The Rural Housing Service is currently seeing volume levels of mortgage recovery advances, or MRAs, coming in at a monthly pace equal to the entire total seen before the COVID-19 pandemic.
Similar to the partial-claim procedure of the U.S. Department of Housing and Urban Development, the RHS had processed approximately 2,500 MRA requests from servicers pre-pandemic. Today, the agency is fielding 2,000 to 3,000 such applications on a monthly basis, according to Richard Kane, deputy director, servicing branch, USDA Rural Development.
Recognizing that loss mitigation would increase as a result of the pandemic, RHS, a division of the U.S. Department of Agriculture, introduced a pilot program, “changing the way we look at the partial claim,” Kane said. Little has changed procedurally, except servicing of the claim now falls to the loan servicer instead of the USDA.
“It really gets us out of the servicing business and lets servicers do what they do best,” Kane said at the Mortgage Bankers Association Secondary & Capital Markets Conference in New York on Monday.
In the pilot, servicers continue to file partial claims on behalf of the borrower, with payment issued to them from the USDA, Kane explained. No interest or fees accrue.
“Except it’s not creating a junior lien with them,” he said. “It’s going to stay as a servicing advance. The servicer will retain that balance on the borrower’s account and then they would collect the money from the borrower whenever the loan refis or pays off.”
It also expedites payment assistance to the borrower, with no recording fees or junior liens involved. Servicers determine borrower eligibility.
But there’s still some confusion in the industry as to whether loans with attached MRAs qualify for refinancing. According to Kane, they are eligible, but with exceptions.

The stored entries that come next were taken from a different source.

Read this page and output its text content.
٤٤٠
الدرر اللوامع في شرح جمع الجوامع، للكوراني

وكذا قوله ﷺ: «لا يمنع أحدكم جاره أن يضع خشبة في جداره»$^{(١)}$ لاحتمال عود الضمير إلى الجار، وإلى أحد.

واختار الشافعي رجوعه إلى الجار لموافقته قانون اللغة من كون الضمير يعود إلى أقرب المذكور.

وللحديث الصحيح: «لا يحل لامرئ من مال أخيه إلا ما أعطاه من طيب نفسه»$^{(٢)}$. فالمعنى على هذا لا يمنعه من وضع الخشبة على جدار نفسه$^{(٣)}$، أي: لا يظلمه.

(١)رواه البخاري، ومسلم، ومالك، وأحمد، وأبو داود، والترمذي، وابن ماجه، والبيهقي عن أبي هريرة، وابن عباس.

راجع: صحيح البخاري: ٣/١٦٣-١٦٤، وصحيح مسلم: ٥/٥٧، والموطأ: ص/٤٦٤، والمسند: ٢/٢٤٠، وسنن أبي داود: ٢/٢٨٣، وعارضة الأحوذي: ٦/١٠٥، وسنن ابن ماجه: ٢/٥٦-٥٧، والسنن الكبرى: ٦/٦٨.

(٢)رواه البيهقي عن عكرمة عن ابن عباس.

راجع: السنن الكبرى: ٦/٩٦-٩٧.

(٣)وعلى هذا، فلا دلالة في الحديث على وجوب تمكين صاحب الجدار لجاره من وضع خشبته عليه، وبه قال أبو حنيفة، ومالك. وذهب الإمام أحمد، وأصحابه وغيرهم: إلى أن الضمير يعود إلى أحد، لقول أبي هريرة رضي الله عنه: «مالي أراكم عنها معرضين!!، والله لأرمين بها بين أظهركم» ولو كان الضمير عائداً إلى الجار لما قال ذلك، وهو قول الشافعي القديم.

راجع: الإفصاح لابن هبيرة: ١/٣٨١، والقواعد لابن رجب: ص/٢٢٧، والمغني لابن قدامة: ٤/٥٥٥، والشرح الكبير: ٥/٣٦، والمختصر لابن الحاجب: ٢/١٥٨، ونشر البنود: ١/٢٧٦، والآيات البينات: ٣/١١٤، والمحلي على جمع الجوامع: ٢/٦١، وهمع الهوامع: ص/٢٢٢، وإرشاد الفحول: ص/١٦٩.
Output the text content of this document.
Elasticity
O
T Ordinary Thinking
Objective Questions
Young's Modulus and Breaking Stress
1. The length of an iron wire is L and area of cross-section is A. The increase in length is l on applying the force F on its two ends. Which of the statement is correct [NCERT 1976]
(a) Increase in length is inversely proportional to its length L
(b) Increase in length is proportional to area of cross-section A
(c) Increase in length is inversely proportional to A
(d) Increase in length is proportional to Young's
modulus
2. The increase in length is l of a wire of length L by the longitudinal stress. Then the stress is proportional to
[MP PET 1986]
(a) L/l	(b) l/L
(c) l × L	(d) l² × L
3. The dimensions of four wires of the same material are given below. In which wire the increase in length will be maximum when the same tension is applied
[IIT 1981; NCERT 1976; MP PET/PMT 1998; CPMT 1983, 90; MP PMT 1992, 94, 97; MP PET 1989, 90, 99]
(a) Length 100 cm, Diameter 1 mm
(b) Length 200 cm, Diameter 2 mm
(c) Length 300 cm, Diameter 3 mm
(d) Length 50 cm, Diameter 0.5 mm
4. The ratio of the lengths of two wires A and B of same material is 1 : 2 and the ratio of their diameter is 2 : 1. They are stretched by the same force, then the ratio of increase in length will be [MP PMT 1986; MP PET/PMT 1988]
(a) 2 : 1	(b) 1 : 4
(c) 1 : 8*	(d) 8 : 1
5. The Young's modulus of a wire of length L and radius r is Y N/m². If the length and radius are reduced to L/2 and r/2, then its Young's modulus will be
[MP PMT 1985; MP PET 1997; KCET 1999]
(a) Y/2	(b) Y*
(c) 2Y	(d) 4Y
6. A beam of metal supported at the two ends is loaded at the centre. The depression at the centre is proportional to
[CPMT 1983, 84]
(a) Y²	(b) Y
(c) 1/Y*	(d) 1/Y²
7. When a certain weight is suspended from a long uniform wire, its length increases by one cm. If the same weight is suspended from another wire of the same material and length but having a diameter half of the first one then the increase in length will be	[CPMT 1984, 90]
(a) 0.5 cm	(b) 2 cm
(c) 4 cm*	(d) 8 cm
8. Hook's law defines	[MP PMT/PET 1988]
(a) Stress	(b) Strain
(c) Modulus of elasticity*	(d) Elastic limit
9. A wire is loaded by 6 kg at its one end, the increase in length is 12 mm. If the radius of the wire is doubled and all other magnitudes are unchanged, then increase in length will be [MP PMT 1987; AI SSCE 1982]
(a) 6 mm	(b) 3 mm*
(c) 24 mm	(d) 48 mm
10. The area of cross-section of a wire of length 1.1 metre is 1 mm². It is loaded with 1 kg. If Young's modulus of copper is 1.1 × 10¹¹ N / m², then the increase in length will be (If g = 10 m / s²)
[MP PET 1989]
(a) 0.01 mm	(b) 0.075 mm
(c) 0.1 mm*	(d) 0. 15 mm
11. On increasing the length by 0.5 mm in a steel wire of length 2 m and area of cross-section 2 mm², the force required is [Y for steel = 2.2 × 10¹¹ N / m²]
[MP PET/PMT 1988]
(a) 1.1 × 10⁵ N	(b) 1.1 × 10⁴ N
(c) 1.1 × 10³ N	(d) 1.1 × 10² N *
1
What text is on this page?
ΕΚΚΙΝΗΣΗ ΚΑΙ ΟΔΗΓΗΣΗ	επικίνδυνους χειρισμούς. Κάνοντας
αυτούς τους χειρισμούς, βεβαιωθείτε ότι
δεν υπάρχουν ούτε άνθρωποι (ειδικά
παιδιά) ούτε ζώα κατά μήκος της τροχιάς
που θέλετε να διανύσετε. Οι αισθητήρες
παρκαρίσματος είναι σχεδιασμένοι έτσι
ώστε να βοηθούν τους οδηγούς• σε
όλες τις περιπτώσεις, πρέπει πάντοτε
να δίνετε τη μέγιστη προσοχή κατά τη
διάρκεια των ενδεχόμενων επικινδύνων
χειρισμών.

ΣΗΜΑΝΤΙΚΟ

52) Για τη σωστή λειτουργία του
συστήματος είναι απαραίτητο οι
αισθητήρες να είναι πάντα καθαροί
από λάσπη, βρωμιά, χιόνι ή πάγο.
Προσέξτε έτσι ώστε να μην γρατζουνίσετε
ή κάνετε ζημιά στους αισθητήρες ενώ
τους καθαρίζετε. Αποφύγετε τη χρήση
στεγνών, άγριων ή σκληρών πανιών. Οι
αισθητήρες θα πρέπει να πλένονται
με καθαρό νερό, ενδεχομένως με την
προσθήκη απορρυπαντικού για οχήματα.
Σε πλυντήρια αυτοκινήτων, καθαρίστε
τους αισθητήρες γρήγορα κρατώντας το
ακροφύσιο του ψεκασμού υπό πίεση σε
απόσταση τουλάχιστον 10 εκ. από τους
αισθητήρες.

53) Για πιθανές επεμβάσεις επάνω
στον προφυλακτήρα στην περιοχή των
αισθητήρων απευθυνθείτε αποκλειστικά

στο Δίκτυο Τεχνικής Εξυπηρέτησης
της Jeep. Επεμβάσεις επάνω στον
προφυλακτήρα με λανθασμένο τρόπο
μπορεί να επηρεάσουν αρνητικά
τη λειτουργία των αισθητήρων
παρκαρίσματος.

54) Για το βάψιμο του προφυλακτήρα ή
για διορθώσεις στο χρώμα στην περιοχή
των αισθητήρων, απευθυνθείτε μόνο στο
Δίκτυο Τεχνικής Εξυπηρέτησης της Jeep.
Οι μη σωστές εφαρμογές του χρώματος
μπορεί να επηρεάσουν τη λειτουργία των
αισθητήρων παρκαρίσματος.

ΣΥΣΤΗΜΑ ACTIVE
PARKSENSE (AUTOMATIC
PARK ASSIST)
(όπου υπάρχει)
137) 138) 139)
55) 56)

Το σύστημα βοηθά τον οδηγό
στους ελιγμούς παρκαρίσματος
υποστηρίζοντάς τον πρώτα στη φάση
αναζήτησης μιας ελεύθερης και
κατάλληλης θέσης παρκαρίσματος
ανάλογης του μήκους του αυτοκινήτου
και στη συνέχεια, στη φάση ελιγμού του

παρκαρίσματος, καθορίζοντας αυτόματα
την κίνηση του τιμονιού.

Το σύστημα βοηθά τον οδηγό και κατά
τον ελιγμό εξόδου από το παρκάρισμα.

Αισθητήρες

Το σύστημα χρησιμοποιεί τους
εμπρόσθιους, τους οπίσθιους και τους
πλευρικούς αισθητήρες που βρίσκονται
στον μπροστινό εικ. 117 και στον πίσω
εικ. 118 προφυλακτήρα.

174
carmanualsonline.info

“For more streamlined products, you can’t include it,” he said, acknowledging the confusion as a “challenge” that needs to be addressed.
“We can’t leave that MRA hanging out there. It’s going to have to be paid off as part of the refinance. But for the traditional loan product, it is eligible,” he said.
During the session, Kane also discussed the performance of RHS’s single-close construction offering, which was unveiled shortly before the arrival of COVID-19. The product is a combination construction-to-permanent loan that can be closed in one signing and guaranteed by Ginnie Mae immediately.
While it has been popular with lenders using it, the RHS has yet to see uptake at levels it hopes to achieve.
Noting the number of dilapidated homes in parts of rural America, Kane pointed out how the product would help many achieve homeownership.
“It was hard to get inventory out there for our borrowers, so I think this really allows us to help those borrowers get the lot [and] build the house,” he said.